Containment

The concept of personal boundaries is an important building block for good relationships.    When we have a strong sense of self, we are able to “keep in our own lane” and not take on the emotions of others.  Without excuse or apology we are able to speak our own truth and say “yes” and “no.”  The love and empathy we have for others come from genuine care and not from guilt or fear of displeasing the other.

Another aspect of boundaries is containment.  Containment of our own emotions and desires prevents us from interfering or encroaching on the rights of others.  Containment is being able to hold back instead of attacking, especially with words. 

Couples coming in for help with relationships or marriage counseling often bring with them the hurt of feelings not only of being misunderstood, but also of being disrespected by the other.  Name calling and pointing out the shortcomings of the other may feel like a temporary relief for one’s own angst, but the lack of containment can do permanent damage to a relationship. 

Containment is not keeping our thoughts and feelings to ourselves, but it is in the delivering of them as I-statements rather than accusatory judgments on the other.
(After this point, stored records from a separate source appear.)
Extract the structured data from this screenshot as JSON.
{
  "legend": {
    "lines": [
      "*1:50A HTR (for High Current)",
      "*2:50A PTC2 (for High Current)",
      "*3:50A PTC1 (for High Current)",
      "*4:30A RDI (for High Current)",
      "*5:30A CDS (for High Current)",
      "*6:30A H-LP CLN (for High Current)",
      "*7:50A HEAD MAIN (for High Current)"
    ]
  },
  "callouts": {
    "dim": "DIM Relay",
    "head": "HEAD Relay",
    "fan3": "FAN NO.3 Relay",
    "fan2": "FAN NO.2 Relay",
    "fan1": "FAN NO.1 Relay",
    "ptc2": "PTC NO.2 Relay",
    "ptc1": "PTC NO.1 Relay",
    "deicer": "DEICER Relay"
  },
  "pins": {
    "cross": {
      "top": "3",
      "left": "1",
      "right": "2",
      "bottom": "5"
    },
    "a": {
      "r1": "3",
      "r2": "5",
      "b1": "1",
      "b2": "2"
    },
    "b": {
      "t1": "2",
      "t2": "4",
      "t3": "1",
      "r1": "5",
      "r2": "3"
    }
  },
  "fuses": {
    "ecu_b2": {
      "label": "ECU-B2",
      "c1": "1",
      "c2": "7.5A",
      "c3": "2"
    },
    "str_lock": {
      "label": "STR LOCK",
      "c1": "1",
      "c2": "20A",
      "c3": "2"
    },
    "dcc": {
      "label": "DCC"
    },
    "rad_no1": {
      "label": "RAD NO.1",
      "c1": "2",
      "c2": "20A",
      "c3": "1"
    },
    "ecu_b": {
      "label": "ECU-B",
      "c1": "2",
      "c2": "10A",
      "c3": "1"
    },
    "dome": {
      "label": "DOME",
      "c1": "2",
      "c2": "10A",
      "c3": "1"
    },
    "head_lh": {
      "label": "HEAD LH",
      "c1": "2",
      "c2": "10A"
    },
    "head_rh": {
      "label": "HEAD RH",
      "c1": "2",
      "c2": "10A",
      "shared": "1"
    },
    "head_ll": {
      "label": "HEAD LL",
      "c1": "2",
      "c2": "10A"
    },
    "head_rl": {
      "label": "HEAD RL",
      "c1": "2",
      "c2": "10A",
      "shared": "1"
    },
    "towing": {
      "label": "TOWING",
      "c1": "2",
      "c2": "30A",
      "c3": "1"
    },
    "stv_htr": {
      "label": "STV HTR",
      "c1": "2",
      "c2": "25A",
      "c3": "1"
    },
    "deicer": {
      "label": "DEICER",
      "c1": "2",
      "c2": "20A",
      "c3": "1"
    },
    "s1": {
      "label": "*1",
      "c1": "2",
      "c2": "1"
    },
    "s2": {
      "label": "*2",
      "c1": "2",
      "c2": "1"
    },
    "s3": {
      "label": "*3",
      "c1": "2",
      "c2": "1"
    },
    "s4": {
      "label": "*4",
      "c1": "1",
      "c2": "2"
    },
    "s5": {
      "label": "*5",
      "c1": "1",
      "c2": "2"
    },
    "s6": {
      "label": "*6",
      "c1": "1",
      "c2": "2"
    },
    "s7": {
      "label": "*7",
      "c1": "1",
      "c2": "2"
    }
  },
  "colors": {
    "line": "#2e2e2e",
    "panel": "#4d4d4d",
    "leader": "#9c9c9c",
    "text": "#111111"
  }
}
Containment moderates the intensity of our communications with respect to time and place and also the vulnerability of the other.

A healthy relationship does not always just come naturally. Weathering the ups and downs of communication requires a commitment to keep working at it and to learn from mistakes instead of dwelling on them.   If it truly takes 10,00 hours to become a master of a skill, the joy of sharing life with another can motivate us to do the work.